La nostra salute dipende da due grandi gruppi di fattori: genetici, ereditati (e finora non modificabili), e acquisiti, modificabili. Questi due gruppi non sono tuttavia nettamente separati. A un estremo ci sono i caratteri genetici che si manifesteranno nel 100% della popolazione: per esempio, il gruppo sanguigno. All’estremo opposto, quei caratteri genetici che possono anche non manifestarsi affatto. Nel mezzo tutti i geni – la maggioranza – che hanno una variabile probabilità di manifestarsi in quel singolo individuo.
La vulnerabilità alle malattie più frequenti e importanti – il diabete, le malattie cardiovascolari o il cancro – è scritta in gruppi complessi di geni. Questi possono manifestarsi o meno, e farlo presto o tardi nella vita, a seconda dei nostri stili di vita e di altri fattori modificabili legati all’ambiente e al contesto in cui viviamo. Per esempio, avere un gruppo di geni che predispongono al diabete, non significa che ci verrà con certezza. Stili di vita e ambiente possono infatti modulare un aspetto cardine dell’attività dei nostri geni: la penetranza, che indica la frequenza con cui una coppia di geni si manifesta in modo palese (“fenotipicamente”) all'interno di una popolazione. In concreto, si parla di una penetranza dell’80% se quel carattere si manifesta nell’80% degli individui che hanno quei geni (mentre il 20%, pur avendo quei geni, non manifesta quelle caratteristiche).
Questa premessa è necessaria per capire perché è bene chiedere quali siano le malattie comparse nei parenti, specialmente di primo e secondo grado (genitori e nonni). Conoscendo lo scenario di vulnerabilità, potremmo ridurre il nostro potenziale di malattia, o posporlo nettamente negli anni, adottando opportune contromisure preventive. Per esempio, se una giovane donna ha uno o più familiari diabetici, ha un rischio maggiore rispetto alla popolazione generale di avere ella stessa un diabete, che potrebbe manifestarsi per la prima volta in gravidanza (diabete gestazionale). Intercettare i rischi significa allora dare alla donna tutti quei consigli – relativi all’alimentazione, al movimento fisico, al peso corporeo ideale, all’aumento di peso ottimale in gravidanza – in grado di minimizzare il rischio di diabete gestazionale fino, possibilmente, ad azzerarlo.
Così facendo, ridurrà anche la probabilità che suo figlio diventi diabetico e obeso: ormai sappiamo che già nei nove mesi di gravidanza vengono scritte molte delle principali vulnerabilità alle malattie che si manifesteranno poi in età adulta e avanzata.
Per restare sul diabete, è indispensabile adottare un’alimentazione a basso tasso di glucosio: dolci, merendine e bibite zuccherate – il cosiddetto “junk food”, cibo spazzatura – vanno ridotti al minimo fin dall’infanzia.

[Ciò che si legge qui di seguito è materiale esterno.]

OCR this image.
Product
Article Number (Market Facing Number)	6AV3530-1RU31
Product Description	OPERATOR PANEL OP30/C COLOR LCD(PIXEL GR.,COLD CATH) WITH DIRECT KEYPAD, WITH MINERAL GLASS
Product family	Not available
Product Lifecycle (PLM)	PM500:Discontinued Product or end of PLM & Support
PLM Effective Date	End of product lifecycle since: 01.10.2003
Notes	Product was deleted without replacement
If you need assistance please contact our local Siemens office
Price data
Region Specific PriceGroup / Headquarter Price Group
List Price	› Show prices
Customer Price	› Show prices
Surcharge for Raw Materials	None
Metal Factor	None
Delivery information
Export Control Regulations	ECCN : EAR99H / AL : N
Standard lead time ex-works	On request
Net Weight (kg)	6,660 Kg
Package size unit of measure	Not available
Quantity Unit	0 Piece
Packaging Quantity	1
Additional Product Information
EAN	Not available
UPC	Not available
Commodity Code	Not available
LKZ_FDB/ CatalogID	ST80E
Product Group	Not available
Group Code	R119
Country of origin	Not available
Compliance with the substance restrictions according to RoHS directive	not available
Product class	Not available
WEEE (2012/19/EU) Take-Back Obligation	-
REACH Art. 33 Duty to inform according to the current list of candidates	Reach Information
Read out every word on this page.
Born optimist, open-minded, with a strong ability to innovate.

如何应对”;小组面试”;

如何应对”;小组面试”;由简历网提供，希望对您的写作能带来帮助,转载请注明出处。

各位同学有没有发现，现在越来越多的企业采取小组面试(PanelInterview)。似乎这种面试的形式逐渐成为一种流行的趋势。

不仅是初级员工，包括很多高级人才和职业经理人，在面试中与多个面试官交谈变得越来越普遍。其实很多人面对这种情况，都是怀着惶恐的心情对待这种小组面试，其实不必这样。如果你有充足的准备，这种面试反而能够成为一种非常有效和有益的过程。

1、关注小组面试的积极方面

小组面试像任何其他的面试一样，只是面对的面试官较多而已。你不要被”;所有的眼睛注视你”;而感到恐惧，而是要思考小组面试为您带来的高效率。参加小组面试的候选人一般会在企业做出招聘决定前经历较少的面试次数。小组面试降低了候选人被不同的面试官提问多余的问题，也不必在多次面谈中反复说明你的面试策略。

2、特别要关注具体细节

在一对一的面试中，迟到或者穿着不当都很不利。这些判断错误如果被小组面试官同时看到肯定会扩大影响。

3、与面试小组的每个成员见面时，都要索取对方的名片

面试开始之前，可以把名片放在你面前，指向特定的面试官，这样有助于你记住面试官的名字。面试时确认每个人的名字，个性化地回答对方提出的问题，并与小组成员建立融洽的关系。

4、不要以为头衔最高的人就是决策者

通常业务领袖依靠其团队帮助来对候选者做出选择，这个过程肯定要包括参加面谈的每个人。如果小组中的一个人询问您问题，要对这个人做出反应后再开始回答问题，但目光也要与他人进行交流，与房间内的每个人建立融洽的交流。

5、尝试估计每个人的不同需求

Bisogna incoraggiare il bambino a giocare nella realtà (e poco con playstation e videogame). Più tardi, stimolarlo a fare uno sport che gli piaccia, per attivare il metabolismo basale, ottimizzare l’utilizzo periferico dell’insulina e mantenere un peso corporeo ottimale. Tutti fattori di salute fisica, ma anche emozionale e mentale. Ecco una forte responsabilità educativa e preventiva dei genitori!
E allora, compitino per tutti: agendina (o notebook) in mano, registrare tutte le malattie comparse in famiglia. Scriverle nella propria scheda clinica personale, e su quella dei propri figli, riferirle al medico di famiglia e chiedere consiglio su come ridurre la probabilità che si manifestino. O come rallentare la progressione nel caso abbiano già dato i primi segni di sé. Per fare davvero della prevenzione un affare di famiglia.